On the Cape, I loved my crows, and often wrote about the antics of a few well-known family groups that lived around the bog where I walked daily.  I loved their sidelong glances when slipping behind trees to hide the whereabouts of their nest,  or their ability to go from making a ceaseless racket when they found some poor hawk in their area to being as silent as the grave when they were nesting. 


 I loved watching their morning and evening commute to and from the roosting area.  They took up their stations, practically with a Starbucks in hand, just as I was getting to the bog myself.  So, I miss them here in Texas.  Oh, there are crows in Texas, and ravens too, but it’s a big place and there just don’t happen to be any in my neck of the woods.


However, I do have Scrub jays, quite a few of them for that matter, for this year their nesting efforts were clearly successful, and they seem worth getting to know.  Just the other day, when I was walking the dog, a group of jays set up a huge row.  Now, I am used to the Blue jays of the East doing that all the time.  If a predator is near they go ballistic.  This group was carrying on in such a thick patch of junipers that I couldn’t get a good look at what was happening.  And then, in preparation for writing this, I went on- line to read what I could about their behavior and now I wonder if I possibly had missed out on a Scrub jay “funeral”.

A researcher at UC Davis, a Ms. Ingleseus, studied the California subspecies of Scrub jay, who amusingly is said to be more laid back than the species that inhabits the interior,(Aphelocoma woodhouseii)  and found they are anything but laid back when they discover a “crime scene” where the victim is one of their own.  Then they are said to set up a ruckus that brings in all the other Scrub jays in the area and the wild lament is on.  It can last up to 30 minutes! Wow!  I wonder if somewhere in that clump of junipers there lay a cold corpse of a jay? 

These Scrub jays are also the kind to cache food, which I can attest to as I watch them transferring seed from the feeder to trees, to spots on the ground etc.  My husband used to get so angry at the Blue jays in our Cape yard that would take the food from the feeder and hammer it into the windowsills.  Luckily, with stucco and rock as the basic home building material around here, I haven’t seen them doing that yet.

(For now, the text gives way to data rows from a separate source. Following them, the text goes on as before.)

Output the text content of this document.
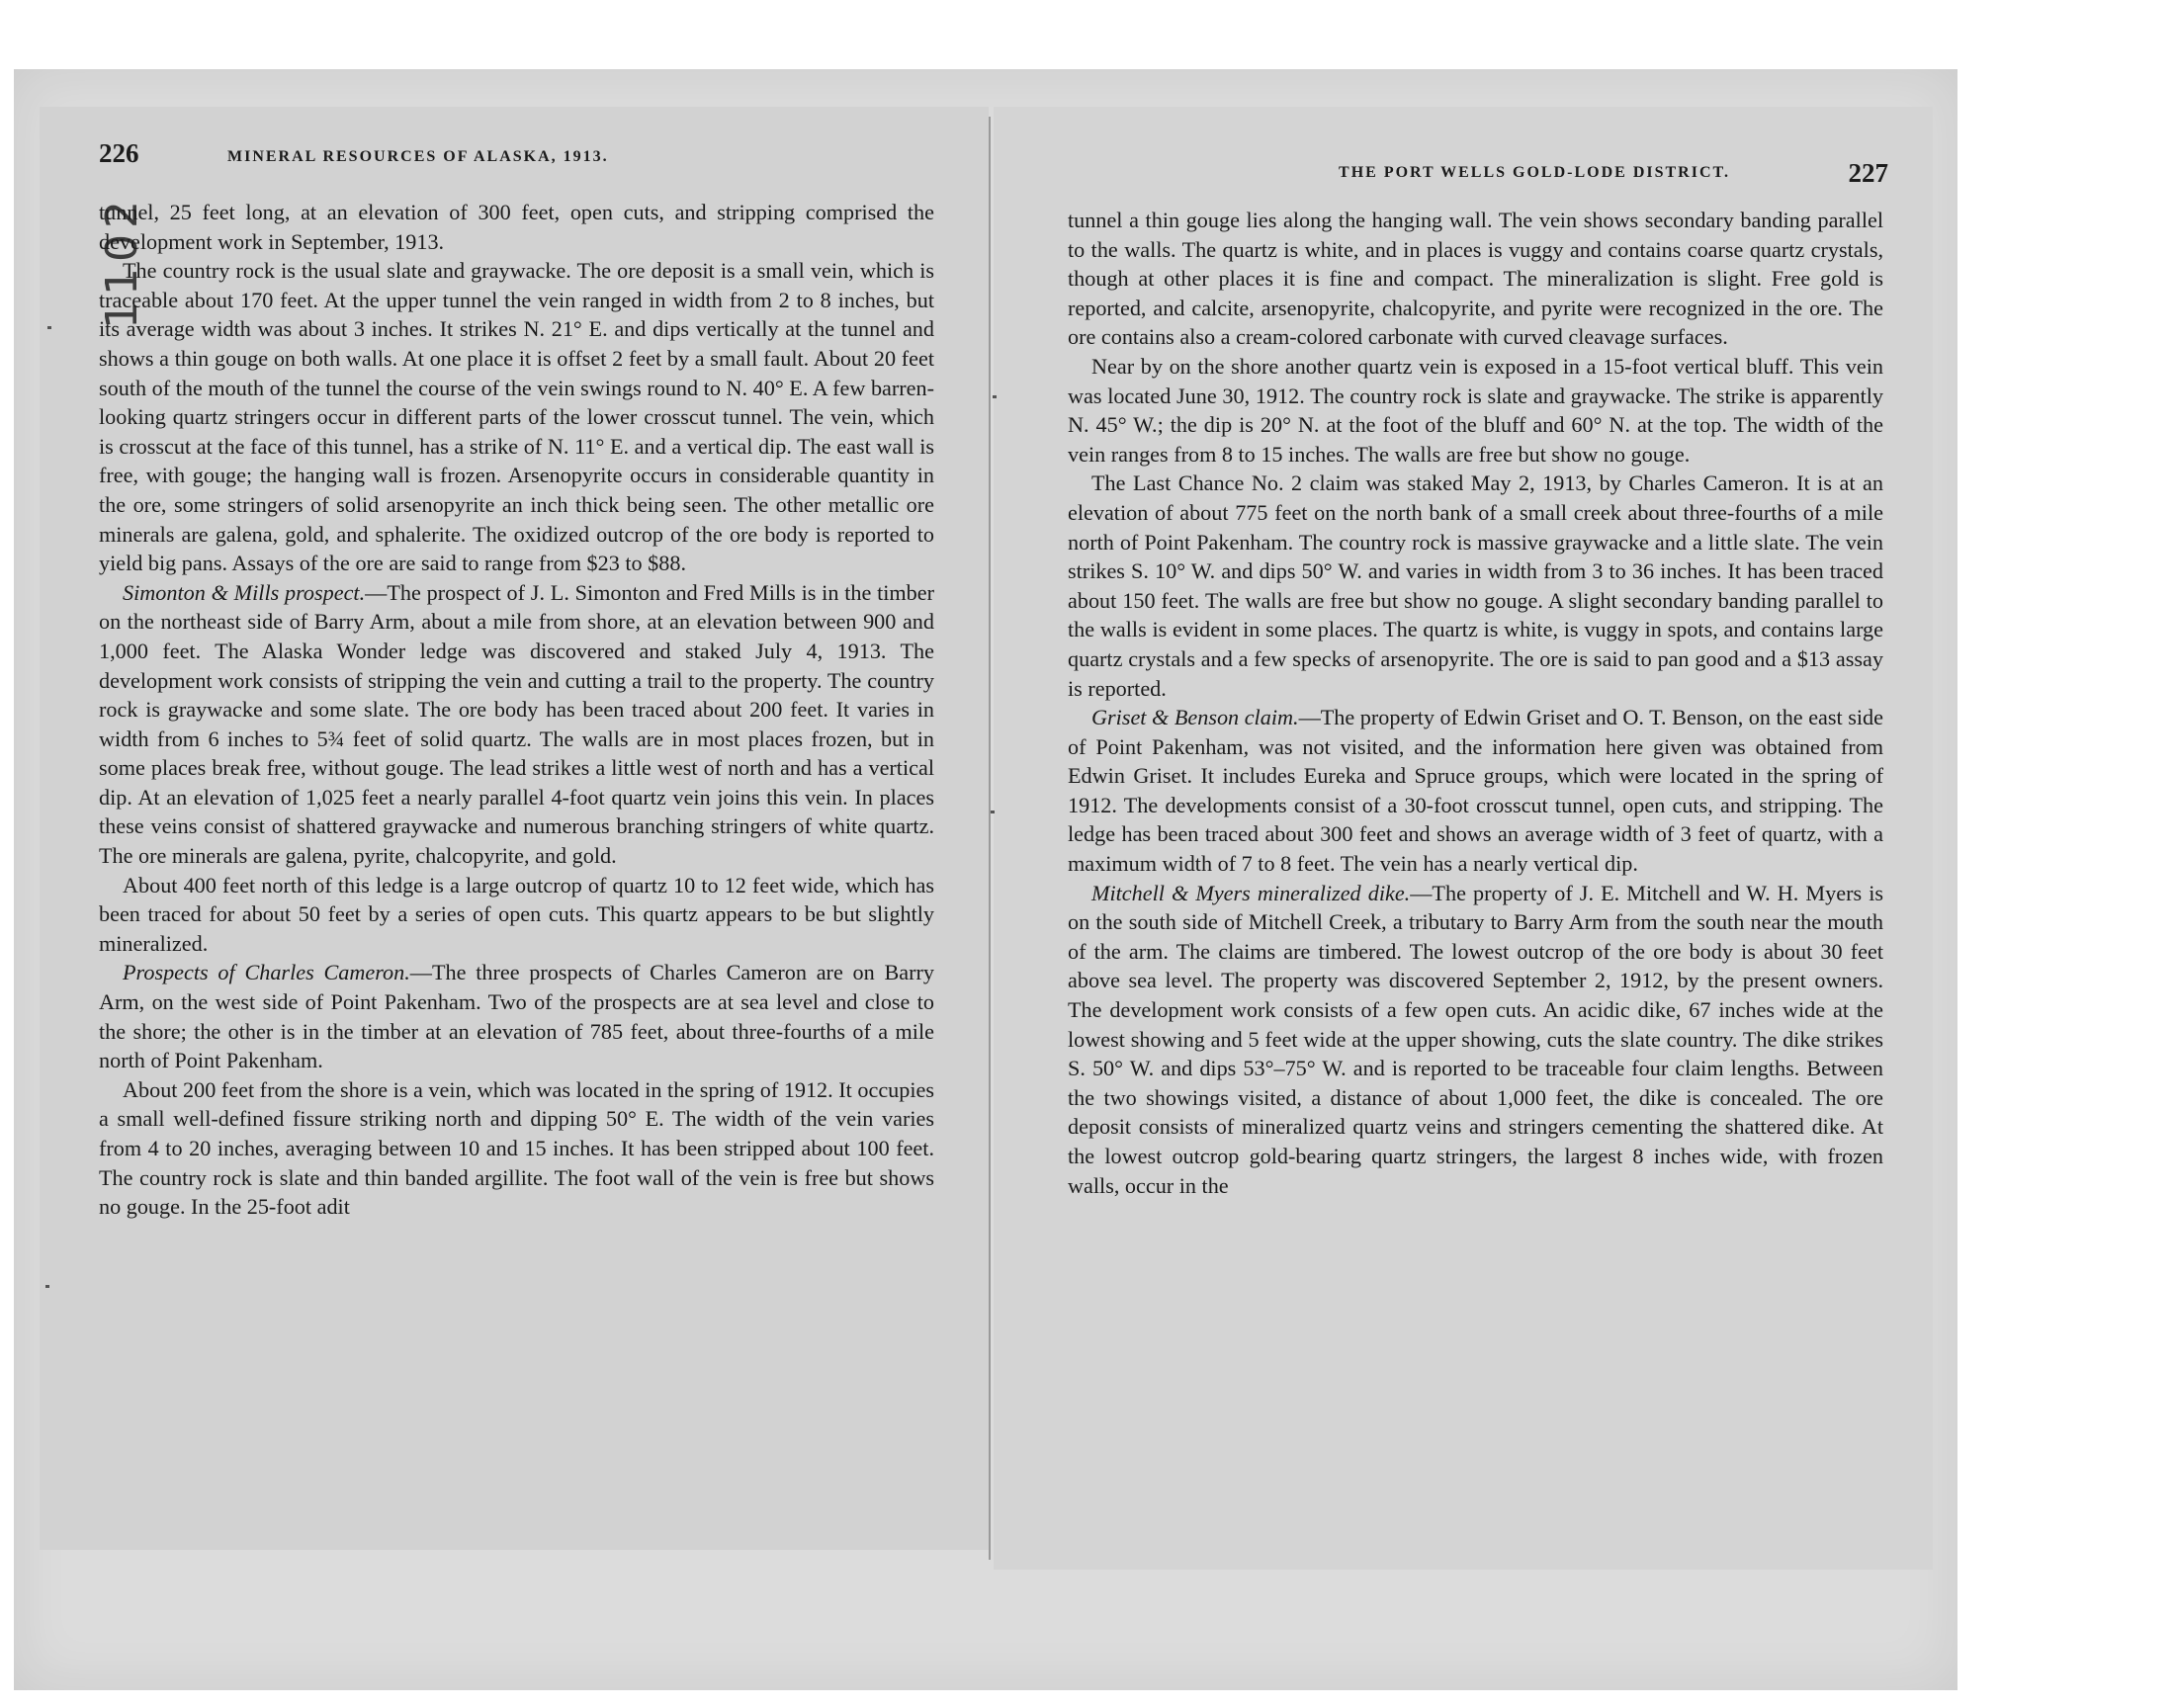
226	MINERAL RESOURCES OF ALASKA, 1913.
1102

tunnel, 25 feet long, at an elevation of 300 feet, open cuts, and stripping comprised the development work in September, 1913.

The country rock is the usual slate and graywacke. The ore deposit is a small vein, which is traceable about 170 feet. At the upper tunnel the vein ranged in width from 2 to 8 inches, but its average width was about 3 inches. It strikes N. 21° E. and dips vertically at the tunnel and shows a thin gouge on both walls. At one place it is offset 2 feet by a small fault. About 20 feet south of the mouth of the tunnel the course of the vein swings round to N. 40° E. A few barren-looking quartz stringers occur in different parts of the lower crosscut tunnel. The vein, which is crosscut at the face of this tunnel, has a strike of N. 11° E. and a vertical dip. The east wall is free, with gouge; the hanging wall is frozen. Arsenopyrite occurs in considerable quantity in the ore, some stringers of solid arsenopyrite an inch thick being seen. The other metallic ore minerals are galena, gold, and sphalerite. The oxidized outcrop of the ore body is reported to yield big pans. Assays of the ore are said to range from $23 to $88.

Simonton & Mills prospect.—The prospect of J. L. Simonton and Fred Mills is in the timber on the northeast side of Barry Arm, about a mile from shore, at an elevation between 900 and 1,000 feet. The Alaska Wonder ledge was discovered and staked July 4, 1913. The development work consists of stripping the vein and cutting a trail to the property. The country rock is graywacke and some slate. The ore body has been traced about 200 feet. It varies in width from 6 inches to 5¾ feet of solid quartz. The walls are in most places frozen, but in some places break free, without gouge. The lead strikes a little west of north and has a vertical dip. At an elevation of 1,025 feet a nearly parallel 4-foot quartz vein joins this vein. In places these veins consist of shattered graywacke and numerous branching stringers of white quartz. The ore minerals are galena, pyrite, chalcopyrite, and gold.

About 400 feet north of this ledge is a large outcrop of quartz 10 to 12 feet wide, which has been traced for about 50 feet by a series of open cuts. This quartz appears to be but slightly mineralized.

Prospects of Charles Cameron.—The three prospects of Charles Cameron are on Barry Arm, on the west side of Point Pakenham. Two of the prospects are at sea level and close to the shore; the other is in the timber at an elevation of 785 feet, about three-fourths of a mile north of Point Pakenham.

About 200 feet from the shore is a vein, which was located in the spring of 1912. It occupies a small well-defined fissure striking north and dipping 50° E. The width of the vein varies from 4 to 20 inches, averaging between 10 and 15 inches. It has been stripped about 100 feet. The country rock is slate and thin banded argillite. The foot wall of the vein is free but shows no gouge. In the 25-foot adit

THE PORT WELLS GOLD-LODE DISTRICT.	227

tunnel a thin gouge lies along the hanging wall. The vein shows secondary banding parallel to the walls. The quartz is white, and in places is vuggy and contains coarse quartz crystals, though at other places it is fine and compact. The mineralization is slight. Free gold is reported, and calcite, arsenopyrite, chalcopyrite, and pyrite were recognized in the ore. The ore contains also a cream-colored carbonate with curved cleavage surfaces.

Near by on the shore another quartz vein is exposed in a 15-foot vertical bluff. This vein was located June 30, 1912. The country rock is slate and graywacke. The strike is apparently N. 45° W.; the dip is 20° N. at the foot of the bluff and 60° N. at the top. The width of the vein ranges from 8 to 15 inches. The walls are free but show no gouge.

The Last Chance No. 2 claim was staked May 2, 1913, by Charles Cameron. It is at an elevation of about 775 feet on the north bank of a small creek about three-fourths of a mile north of Point Pakenham. The country rock is massive graywacke and a little slate. The vein strikes S. 10° W. and dips 50° W. and varies in width from 3 to 36 inches. It has been traced about 150 feet. The walls are free but show no gouge. A slight secondary banding parallel to the walls is evident in some places. The quartz is white, is vuggy in spots, and contains large quartz crystals and a few specks of arsenopyrite. The ore is said to pan good and a $13 assay is reported.

Griset & Benson claim.—The property of Edwin Griset and O. T. Benson, on the east side of Point Pakenham, was not visited, and the information here given was obtained from Edwin Griset. It includes Eureka and Spruce groups, which were located in the spring of 1912. The developments consist of a 30-foot crosscut tunnel, open cuts, and stripping. The ledge has been traced about 300 feet and shows an average width of 3 feet of quartz, with a maximum width of 7 to 8 feet. The vein has a nearly vertical dip.

Mitchell & Myers mineralized dike.—The property of J. E. Mitchell and W. H. Myers is on the south side of Mitchell Creek, a tributary to Barry Arm from the south near the mouth of the arm. The claims are timbered. The lowest outcrop of the ore body is about 30 feet above sea level. The property was discovered September 2, 1912, by the present owners. The development work consists of a few open cuts. An acidic dike, 67 inches wide at the lowest showing and 5 feet wide at the upper showing, cuts the slate country. The dike strikes S. 50° W. and dips 53°–75° W. and is reported to be traceable four claim lengths. Between the two showings visited, a distance of about 1,000 feet, the dike is concealed. The ore deposit consists of mineralized quartz veins and stringers cementing the shattered dike. At the lowest outcrop gold-bearing quartz stringers, the largest 8 inches wide, with frozen walls, occur in the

The other thing researchers noticed was that they would cache and re-cache food if they thought another jay was watching and then hide it one last time when they were finally alone.  That sort of devious thinking is only thought to be present in chimps and ourselves. 

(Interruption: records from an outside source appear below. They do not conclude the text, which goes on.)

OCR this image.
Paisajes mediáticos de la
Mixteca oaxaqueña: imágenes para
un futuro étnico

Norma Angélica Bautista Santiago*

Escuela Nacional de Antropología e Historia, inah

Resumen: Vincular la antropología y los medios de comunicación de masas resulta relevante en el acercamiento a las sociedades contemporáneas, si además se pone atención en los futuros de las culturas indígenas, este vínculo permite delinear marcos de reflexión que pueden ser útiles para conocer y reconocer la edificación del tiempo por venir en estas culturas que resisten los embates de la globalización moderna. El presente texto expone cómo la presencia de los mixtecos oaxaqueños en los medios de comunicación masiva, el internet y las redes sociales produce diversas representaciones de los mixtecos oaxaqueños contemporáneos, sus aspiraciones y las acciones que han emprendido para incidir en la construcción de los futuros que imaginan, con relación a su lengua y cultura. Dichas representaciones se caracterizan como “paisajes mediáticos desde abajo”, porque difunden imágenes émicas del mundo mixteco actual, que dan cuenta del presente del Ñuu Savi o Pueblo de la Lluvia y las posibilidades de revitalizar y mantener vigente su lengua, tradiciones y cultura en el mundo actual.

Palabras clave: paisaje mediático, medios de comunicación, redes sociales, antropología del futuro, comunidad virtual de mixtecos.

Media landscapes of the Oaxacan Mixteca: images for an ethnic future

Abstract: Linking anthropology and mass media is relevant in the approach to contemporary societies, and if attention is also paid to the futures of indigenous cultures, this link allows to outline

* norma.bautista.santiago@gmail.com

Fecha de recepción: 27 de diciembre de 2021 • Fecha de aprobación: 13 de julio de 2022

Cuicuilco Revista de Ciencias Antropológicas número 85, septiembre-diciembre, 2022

So, perhaps I will have to crash through that brush someday to see if there is indeed, remnants of jay there.  Or could it just have been a family of young jays that, although they have left the nest, can’t get over not being fed their “three-squares” a day. There seems to be a lot of that going around in my yard.  But, that’s a blog for another day. 


Meanwhile, there will be squawking here if someone doesn’t get going on one of the three squares expected to come forth from my own kitchen-till another day then.